As the tide started to turn, William McAdoo who hated Smith worse than poison—and Baker as well—wanted to be on hand at the Chicago stadium to cast California’s votes from Garner to Roosevelt. He hopped in his official limousine and sped to the Stadium but midway there, on the Near West Side, his limo unaccountably ran out of gasoline (McAdoo always believed that gasoline from the car, supplied by the Cermak hospitality committee, had been siphoned). Stalled in the middle of the street with the traffic horns honking, McAdoo flagged a Chicago policeman who offered him a ride on the back seat of his motorcycle.

McAdoo rode for a while but his long legs were dragging on the street, so the cop hailed a taxi and with McAdoo inside the cop led the way with siren wailing.

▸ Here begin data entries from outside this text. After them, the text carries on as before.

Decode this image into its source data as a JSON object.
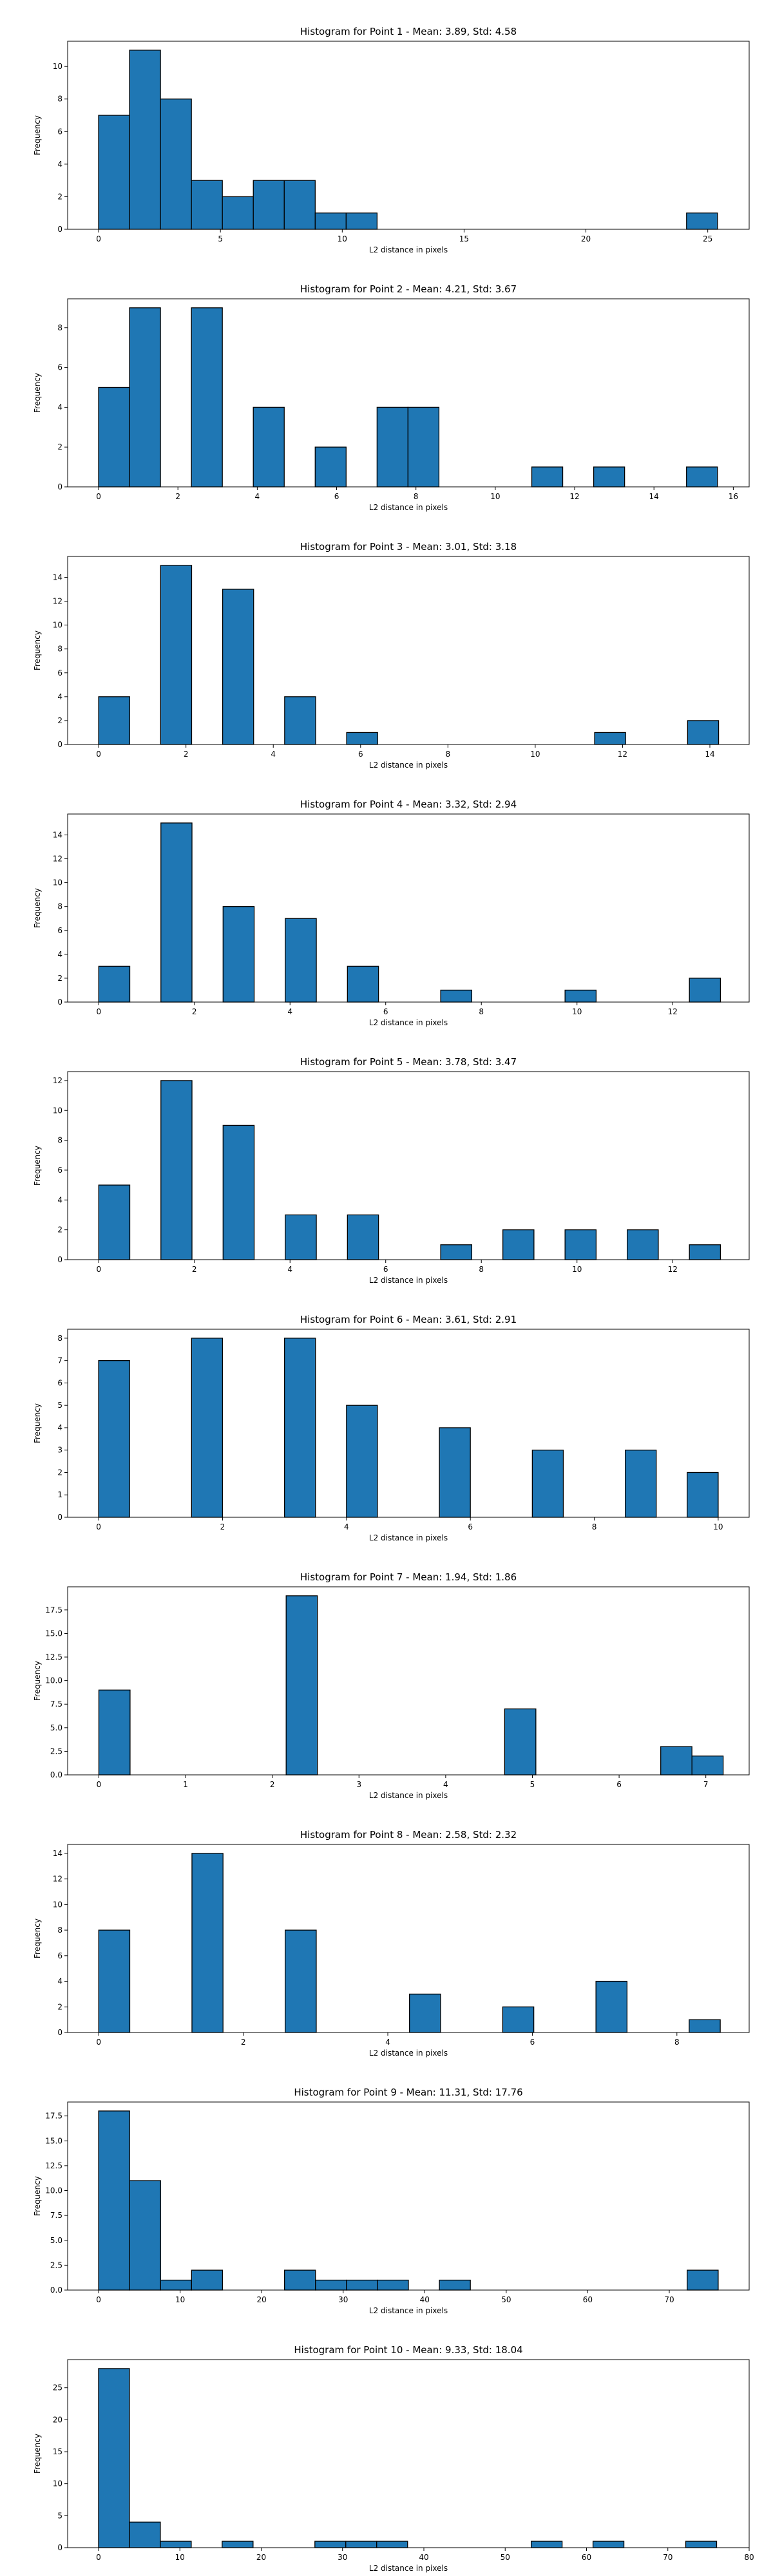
{
  "style": {
    "bar_fill": "#1f77b4",
    "bar_edge": "#000000",
    "axes_color": "#000000"
  },
  "chart_data": [
    {
      "type": "bar",
      "title": "Histogram for Point 1 - Mean: 3.89, Std: 4.58",
      "xlabel": "L2 distance in pixels",
      "ylabel": "Frequency",
      "xlim": [
        -1.27,
        26.7
      ],
      "ylim": [
        0,
        11.55
      ],
      "xticks": [
        0,
        5,
        10,
        15,
        20,
        25
      ],
      "xtick_labels": [
        "0",
        "5",
        "10",
        "15",
        "20",
        "25"
      ],
      "yticks": [
        0,
        2,
        4,
        6,
        8,
        10
      ],
      "ytick_labels": [
        "0",
        "2",
        "4",
        "6",
        "8",
        "10"
      ],
      "bin_start": 0.0,
      "bin_width": 1.27,
      "values": [
        7,
        11,
        8,
        3,
        2,
        3,
        3,
        1,
        1,
        0,
        0,
        0,
        0,
        0,
        0,
        0,
        0,
        0,
        0,
        1
      ]
    },
    {
      "type": "bar",
      "title": "Histogram for Point 2 - Mean: 4.21, Std: 3.67",
      "xlabel": "L2 distance in pixels",
      "ylabel": "Frequency",
      "xlim": [
        -0.78,
        16.4
      ],
      "ylim": [
        0,
        9.45
      ],
      "xticks": [
        0,
        2,
        4,
        6,
        8,
        10,
        12,
        14,
        16
      ],
      "xtick_labels": [
        "0",
        "2",
        "4",
        "6",
        "8",
        "10",
        "12",
        "14",
        "16"
      ],
      "yticks": [
        0,
        2,
        4,
        6,
        8
      ],
      "ytick_labels": [
        "0",
        "2",
        "4",
        "6",
        "8"
      ],
      "bin_start": 0.0,
      "bin_width": 0.78,
      "values": [
        5,
        9,
        0,
        9,
        0,
        4,
        0,
        2,
        0,
        4,
        4,
        0,
        0,
        0,
        1,
        0,
        1,
        0,
        0,
        1
      ]
    },
    {
      "type": "bar",
      "title": "Histogram for Point 3 - Mean: 3.01, Std: 3.18",
      "xlabel": "L2 distance in pixels",
      "ylabel": "Frequency",
      "xlim": [
        -0.71,
        14.9
      ],
      "ylim": [
        0,
        15.75
      ],
      "xticks": [
        0,
        2,
        4,
        6,
        8,
        10,
        12,
        14
      ],
      "xtick_labels": [
        "0",
        "2",
        "4",
        "6",
        "8",
        "10",
        "12",
        "14"
      ],
      "yticks": [
        0,
        2,
        4,
        6,
        8,
        10,
        12,
        14
      ],
      "ytick_labels": [
        "0",
        "2",
        "4",
        "6",
        "8",
        "10",
        "12",
        "14"
      ],
      "bin_start": 0.0,
      "bin_width": 0.71,
      "values": [
        4,
        0,
        15,
        0,
        13,
        0,
        4,
        0,
        1,
        0,
        0,
        0,
        0,
        0,
        0,
        0,
        1,
        0,
        0,
        2
      ]
    },
    {
      "type": "bar",
      "title": "Histogram for Point 4 - Mean: 3.32, Std: 2.94",
      "xlabel": "L2 distance in pixels",
      "ylabel": "Frequency",
      "xlim": [
        -0.65,
        13.6
      ],
      "ylim": [
        0,
        15.75
      ],
      "xticks": [
        0,
        2,
        4,
        6,
        8,
        10,
        12
      ],
      "xtick_labels": [
        "0",
        "2",
        "4",
        "6",
        "8",
        "10",
        "12"
      ],
      "yticks": [
        0,
        2,
        4,
        6,
        8,
        10,
        12,
        14
      ],
      "ytick_labels": [
        "0",
        "2",
        "4",
        "6",
        "8",
        "10",
        "12",
        "14"
      ],
      "bin_start": 0.0,
      "bin_width": 0.65,
      "values": [
        3,
        0,
        15,
        0,
        8,
        0,
        7,
        0,
        3,
        0,
        0,
        1,
        0,
        0,
        0,
        1,
        0,
        0,
        0,
        2
      ]
    },
    {
      "type": "bar",
      "title": "Histogram for Point 5 - Mean: 3.78, Std: 3.47",
      "xlabel": "L2 distance in pixels",
      "ylabel": "Frequency",
      "xlim": [
        -0.65,
        13.6
      ],
      "ylim": [
        0,
        12.6
      ],
      "xticks": [
        0,
        2,
        4,
        6,
        8,
        10,
        12
      ],
      "xtick_labels": [
        "0",
        "2",
        "4",
        "6",
        "8",
        "10",
        "12"
      ],
      "yticks": [
        0,
        2,
        4,
        6,
        8,
        10,
        12
      ],
      "ytick_labels": [
        "0",
        "2",
        "4",
        "6",
        "8",
        "10",
        "12"
      ],
      "bin_start": 0.0,
      "bin_width": 0.65,
      "values": [
        5,
        0,
        12,
        0,
        9,
        0,
        3,
        0,
        3,
        0,
        0,
        1,
        0,
        2,
        0,
        2,
        0,
        2,
        0,
        1
      ]
    },
    {
      "type": "bar",
      "title": "Histogram for Point 6 - Mean: 3.61, Std: 2.91",
      "xlabel": "L2 distance in pixels",
      "ylabel": "Frequency",
      "xlim": [
        -0.5,
        10.5
      ],
      "ylim": [
        0,
        8.4
      ],
      "xticks": [
        0,
        2,
        4,
        6,
        8,
        10
      ],
      "xtick_labels": [
        "0",
        "2",
        "4",
        "6",
        "8",
        "10"
      ],
      "yticks": [
        0,
        1,
        2,
        3,
        4,
        5,
        6,
        7,
        8
      ],
      "ytick_labels": [
        "0",
        "1",
        "2",
        "3",
        "4",
        "5",
        "6",
        "7",
        "8"
      ],
      "bin_start": 0.0,
      "bin_width": 0.5,
      "values": [
        7,
        0,
        0,
        8,
        0,
        0,
        8,
        0,
        5,
        0,
        0,
        4,
        0,
        0,
        3,
        0,
        0,
        3,
        0,
        2
      ]
    },
    {
      "type": "bar",
      "title": "Histogram for Point 7 - Mean: 1.94, Std: 1.86",
      "xlabel": "L2 distance in pixels",
      "ylabel": "Frequency",
      "xlim": [
        -0.36,
        7.5
      ],
      "ylim": [
        0,
        19.95
      ],
      "xticks": [
        0,
        1,
        2,
        3,
        4,
        5,
        6,
        7
      ],
      "xtick_labels": [
        "0",
        "1",
        "2",
        "3",
        "4",
        "5",
        "6",
        "7"
      ],
      "yticks": [
        0,
        2.5,
        5,
        7.5,
        10,
        12.5,
        15,
        17.5
      ],
      "ytick_labels": [
        "0.0",
        "2.5",
        "5.0",
        "7.5",
        "10.0",
        "12.5",
        "15.0",
        "17.5"
      ],
      "bin_start": 0.0,
      "bin_width": 0.36,
      "values": [
        9,
        0,
        0,
        0,
        0,
        0,
        19,
        0,
        0,
        0,
        0,
        0,
        0,
        7,
        0,
        0,
        0,
        0,
        3,
        2
      ]
    },
    {
      "type": "bar",
      "title": "Histogram for Point 8 - Mean: 2.58, Std: 2.32",
      "xlabel": "L2 distance in pixels",
      "ylabel": "Frequency",
      "xlim": [
        -0.43,
        9.0
      ],
      "ylim": [
        0,
        14.7
      ],
      "xticks": [
        0,
        2,
        4,
        6,
        8
      ],
      "xtick_labels": [
        "0",
        "2",
        "4",
        "6",
        "8"
      ],
      "yticks": [
        0,
        2,
        4,
        6,
        8,
        10,
        12,
        14
      ],
      "ytick_labels": [
        "0",
        "2",
        "4",
        "6",
        "8",
        "10",
        "12",
        "14"
      ],
      "bin_start": 0.0,
      "bin_width": 0.43,
      "values": [
        8,
        0,
        0,
        14,
        0,
        0,
        8,
        0,
        0,
        0,
        3,
        0,
        0,
        2,
        0,
        0,
        4,
        0,
        0,
        1
      ]
    },
    {
      "type": "bar",
      "title": "Histogram for Point 9 - Mean: 11.31, Std: 17.76",
      "xlabel": "L2 distance in pixels",
      "ylabel": "Frequency",
      "xlim": [
        -3.8,
        79.8
      ],
      "ylim": [
        0,
        18.9
      ],
      "xticks": [
        0,
        10,
        20,
        30,
        40,
        50,
        60,
        70
      ],
      "xtick_labels": [
        "0",
        "10",
        "20",
        "30",
        "40",
        "50",
        "60",
        "70"
      ],
      "yticks": [
        0,
        2.5,
        5,
        7.5,
        10,
        12.5,
        15,
        17.5
      ],
      "ytick_labels": [
        "0.0",
        "2.5",
        "5.0",
        "7.5",
        "10.0",
        "12.5",
        "15.0",
        "17.5"
      ],
      "bin_start": 0.0,
      "bin_width": 3.8,
      "values": [
        18,
        11,
        1,
        2,
        0,
        0,
        2,
        1,
        1,
        1,
        0,
        1,
        0,
        0,
        0,
        0,
        0,
        0,
        0,
        2
      ]
    },
    {
      "type": "bar",
      "title": "Histogram for Point 10 - Mean: 9.33, Std: 18.04",
      "xlabel": "L2 distance in pixels",
      "ylabel": "Frequency",
      "xlim": [
        -3.8,
        80
      ],
      "ylim": [
        0,
        29.4
      ],
      "xticks": [
        0,
        10,
        20,
        30,
        40,
        50,
        60,
        70,
        80
      ],
      "xtick_labels": [
        "0",
        "10",
        "20",
        "30",
        "40",
        "50",
        "60",
        "70",
        "80"
      ],
      "yticks": [
        0,
        5,
        10,
        15,
        20,
        25
      ],
      "ytick_labels": [
        "0",
        "5",
        "10",
        "15",
        "20",
        "25"
      ],
      "bin_start": 0.0,
      "bin_width": 3.8,
      "values": [
        28,
        4,
        1,
        0,
        1,
        0,
        0,
        1,
        1,
        1,
        0,
        0,
        0,
        0,
        1,
        0,
        1,
        0,
        0,
        1
      ]
    }
  ]
}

McAdoo secured recognition from the chair and said “the great state of Texas and the great state of California are acting in accordance with what we believe is the best, first for America and next for the Democratic party…California casts 44 votes for Franklin D. Roosevelt!” The stampede was on and the favorite son states—Illinois led by Cermak—dumped their candidates and went for Roosevelt.

But the fact remains that if Hearst, a conservative, had not given up on Garner, another conservative and McAdoo, a relative conservative, had not tumbled from Garner in obedience to Hearst and if Garner, a conservative, had not tossed in his cards for Roosevelt, the Democratic party would have had either Garner or Governor Ritchie, either one of whom would have been elected president. The likelihood is great that the New Deal and all its machinations would not have been born. Nor the presidential impetus much later to involve us in the second World War.

“Fundamentally, that’s a correct assumption,” said the conservative Farley to me. The conversation was part of a paper I delivered at Harvard in 1977, a year after Farley’s death. The other portion of the paper was compiled after an interview with Farley’s opposite, radical economist from the University of Pennsylvania who was kicked out of his faculty position because the university believed he was a communist-- Rexford Guy Tugwell, enemy of Farley, one of the liberal brains-trust of the New Deal, a stormy petrel of the administration who later was FDR’s governor-general of Puerto Rico.